Whole Life insurance is an idealistic product. It provides lifetime financial security for your family with a premium that is fixed for as long as you live and it builds guaranteed1 cash values that you can withdraw or borrow when you need a convenient source of funds2. But what makes ‘Mutual' Whole Life insurance special is that everyone is in it together.

Policy owners share the risk of dying too soon and of living too long. They share in the expenses, and they share in the profits. I am not a socialist, but conceptually I like that. I also like that the insurance company’s interests are aligned with the policy owners.
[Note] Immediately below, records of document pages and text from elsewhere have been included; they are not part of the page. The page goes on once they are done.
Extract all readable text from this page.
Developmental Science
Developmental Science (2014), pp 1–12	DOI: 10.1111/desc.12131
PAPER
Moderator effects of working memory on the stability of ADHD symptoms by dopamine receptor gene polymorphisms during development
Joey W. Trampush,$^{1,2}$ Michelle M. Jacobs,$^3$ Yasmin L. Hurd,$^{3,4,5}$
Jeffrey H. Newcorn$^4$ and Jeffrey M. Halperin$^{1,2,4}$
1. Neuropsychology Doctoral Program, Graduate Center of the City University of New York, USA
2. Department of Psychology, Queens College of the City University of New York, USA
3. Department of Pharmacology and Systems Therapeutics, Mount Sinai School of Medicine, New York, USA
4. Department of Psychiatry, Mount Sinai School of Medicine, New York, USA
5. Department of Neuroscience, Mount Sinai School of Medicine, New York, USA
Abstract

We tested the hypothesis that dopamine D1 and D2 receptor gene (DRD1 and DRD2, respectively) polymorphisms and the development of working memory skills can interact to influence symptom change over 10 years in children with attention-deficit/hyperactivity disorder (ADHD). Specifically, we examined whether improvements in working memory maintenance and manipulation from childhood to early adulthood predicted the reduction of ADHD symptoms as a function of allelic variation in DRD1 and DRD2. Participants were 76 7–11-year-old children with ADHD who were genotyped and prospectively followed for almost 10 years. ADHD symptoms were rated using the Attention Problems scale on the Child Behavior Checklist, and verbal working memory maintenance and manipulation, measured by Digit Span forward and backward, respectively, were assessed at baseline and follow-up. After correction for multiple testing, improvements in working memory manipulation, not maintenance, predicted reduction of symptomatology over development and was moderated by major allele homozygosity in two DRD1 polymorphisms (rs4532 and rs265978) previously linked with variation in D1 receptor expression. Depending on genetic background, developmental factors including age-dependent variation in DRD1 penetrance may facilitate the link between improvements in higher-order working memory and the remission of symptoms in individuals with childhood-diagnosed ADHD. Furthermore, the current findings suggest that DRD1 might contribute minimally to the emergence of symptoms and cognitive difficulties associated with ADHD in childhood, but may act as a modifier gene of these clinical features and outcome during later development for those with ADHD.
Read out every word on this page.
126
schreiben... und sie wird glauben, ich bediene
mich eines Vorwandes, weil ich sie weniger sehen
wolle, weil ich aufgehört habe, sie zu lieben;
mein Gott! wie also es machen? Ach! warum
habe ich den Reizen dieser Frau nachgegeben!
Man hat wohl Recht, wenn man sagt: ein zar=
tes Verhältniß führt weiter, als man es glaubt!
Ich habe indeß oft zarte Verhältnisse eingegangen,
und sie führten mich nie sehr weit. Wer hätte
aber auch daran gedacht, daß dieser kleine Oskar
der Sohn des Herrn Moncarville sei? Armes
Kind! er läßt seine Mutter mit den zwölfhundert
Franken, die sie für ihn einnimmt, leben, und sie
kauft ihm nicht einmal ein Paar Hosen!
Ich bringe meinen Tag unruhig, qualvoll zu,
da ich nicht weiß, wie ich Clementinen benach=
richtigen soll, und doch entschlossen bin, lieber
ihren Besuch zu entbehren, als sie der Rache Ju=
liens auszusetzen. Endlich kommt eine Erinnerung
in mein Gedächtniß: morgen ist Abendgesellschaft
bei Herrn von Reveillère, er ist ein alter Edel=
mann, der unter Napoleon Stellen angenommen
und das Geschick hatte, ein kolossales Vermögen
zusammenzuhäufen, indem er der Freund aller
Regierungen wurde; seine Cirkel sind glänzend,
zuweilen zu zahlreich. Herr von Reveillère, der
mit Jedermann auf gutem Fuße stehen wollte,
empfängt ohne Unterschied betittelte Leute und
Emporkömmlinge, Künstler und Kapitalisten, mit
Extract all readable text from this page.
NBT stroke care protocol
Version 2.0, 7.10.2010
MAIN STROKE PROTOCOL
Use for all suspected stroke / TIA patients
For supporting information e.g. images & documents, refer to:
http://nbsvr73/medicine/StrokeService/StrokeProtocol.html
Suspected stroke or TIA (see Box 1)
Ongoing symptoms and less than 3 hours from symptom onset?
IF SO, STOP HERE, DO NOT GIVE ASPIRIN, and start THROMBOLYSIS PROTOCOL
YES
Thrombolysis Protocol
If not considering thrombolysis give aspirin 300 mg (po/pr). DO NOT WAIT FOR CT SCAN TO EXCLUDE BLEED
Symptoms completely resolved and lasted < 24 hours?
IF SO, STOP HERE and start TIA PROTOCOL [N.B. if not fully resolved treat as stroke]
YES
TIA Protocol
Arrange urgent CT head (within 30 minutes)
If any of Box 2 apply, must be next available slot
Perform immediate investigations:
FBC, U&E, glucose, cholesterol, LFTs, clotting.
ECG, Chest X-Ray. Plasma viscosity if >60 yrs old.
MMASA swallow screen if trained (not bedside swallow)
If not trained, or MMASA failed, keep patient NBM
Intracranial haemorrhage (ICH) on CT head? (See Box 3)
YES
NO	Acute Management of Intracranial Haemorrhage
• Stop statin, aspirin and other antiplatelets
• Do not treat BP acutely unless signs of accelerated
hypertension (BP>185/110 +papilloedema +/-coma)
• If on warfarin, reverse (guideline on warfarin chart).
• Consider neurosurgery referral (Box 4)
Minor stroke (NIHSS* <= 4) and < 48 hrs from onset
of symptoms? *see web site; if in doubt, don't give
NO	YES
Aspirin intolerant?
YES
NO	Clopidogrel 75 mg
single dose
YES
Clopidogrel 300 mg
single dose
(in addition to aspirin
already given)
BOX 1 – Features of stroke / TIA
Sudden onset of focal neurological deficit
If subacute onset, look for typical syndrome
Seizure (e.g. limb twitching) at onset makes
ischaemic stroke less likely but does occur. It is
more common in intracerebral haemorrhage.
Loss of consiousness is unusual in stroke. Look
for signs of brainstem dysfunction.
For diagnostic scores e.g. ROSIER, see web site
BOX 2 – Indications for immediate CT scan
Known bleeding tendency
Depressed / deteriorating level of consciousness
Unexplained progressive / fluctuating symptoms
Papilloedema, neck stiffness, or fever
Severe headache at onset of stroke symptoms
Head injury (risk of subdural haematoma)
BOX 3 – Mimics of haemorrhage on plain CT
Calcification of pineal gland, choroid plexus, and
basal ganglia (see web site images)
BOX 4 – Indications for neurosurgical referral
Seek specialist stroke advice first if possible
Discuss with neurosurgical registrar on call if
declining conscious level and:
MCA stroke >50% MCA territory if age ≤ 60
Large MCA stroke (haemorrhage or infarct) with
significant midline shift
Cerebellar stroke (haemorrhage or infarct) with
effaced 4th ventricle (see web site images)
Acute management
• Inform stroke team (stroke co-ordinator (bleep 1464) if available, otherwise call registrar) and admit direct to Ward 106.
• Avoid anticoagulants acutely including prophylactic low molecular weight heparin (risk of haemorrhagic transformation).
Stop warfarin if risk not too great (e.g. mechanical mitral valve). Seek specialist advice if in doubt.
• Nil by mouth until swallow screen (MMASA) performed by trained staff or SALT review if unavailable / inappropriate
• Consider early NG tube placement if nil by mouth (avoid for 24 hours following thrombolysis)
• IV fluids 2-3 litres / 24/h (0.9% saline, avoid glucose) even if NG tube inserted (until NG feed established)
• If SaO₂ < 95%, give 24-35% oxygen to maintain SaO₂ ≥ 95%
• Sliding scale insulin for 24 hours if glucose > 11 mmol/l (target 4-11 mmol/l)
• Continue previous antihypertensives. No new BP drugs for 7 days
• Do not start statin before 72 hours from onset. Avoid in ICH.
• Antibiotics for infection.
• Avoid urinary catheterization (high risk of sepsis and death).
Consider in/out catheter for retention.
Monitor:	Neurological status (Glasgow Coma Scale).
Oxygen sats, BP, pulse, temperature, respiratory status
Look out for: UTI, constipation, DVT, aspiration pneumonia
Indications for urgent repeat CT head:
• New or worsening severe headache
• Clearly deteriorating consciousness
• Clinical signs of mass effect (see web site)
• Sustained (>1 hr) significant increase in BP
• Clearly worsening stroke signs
You see, many financial firms will invest money as if it was yours – which it is. But a Mutual Whole Life company invests money as if it was their own – which it is. When you pay a premium your money becomes the property of the insurance company, and the insurance company becomes the property of you. Not the whole company. Just a little bit of it, but as an owner you share in the profits that are distributed as dividends, and you gain peace of mind from the profits that are retained by the company to enhance security.

Of course you are also a customer, so in addition to sharing in potential profits, you have a contractual right to steadily accruing guaranteed cash values - which will be stepped up to match the promised death benefit when you die. And when your concern changes from the problems created by dying too soon to those created by living too long, you can generally exchange your Whole Life policy into an annuity to generate an income that will last as long as you do. Not all Whole Life policies are the same. You still have to look at performance, and some companies and policies have advantages over others. We can help with that.

1Backed by the claims paying ability of the company issuing the policy
2Loans against your policy accrue interest and decrease the death benefit and cash value by the amount of the outstanding loan and interest.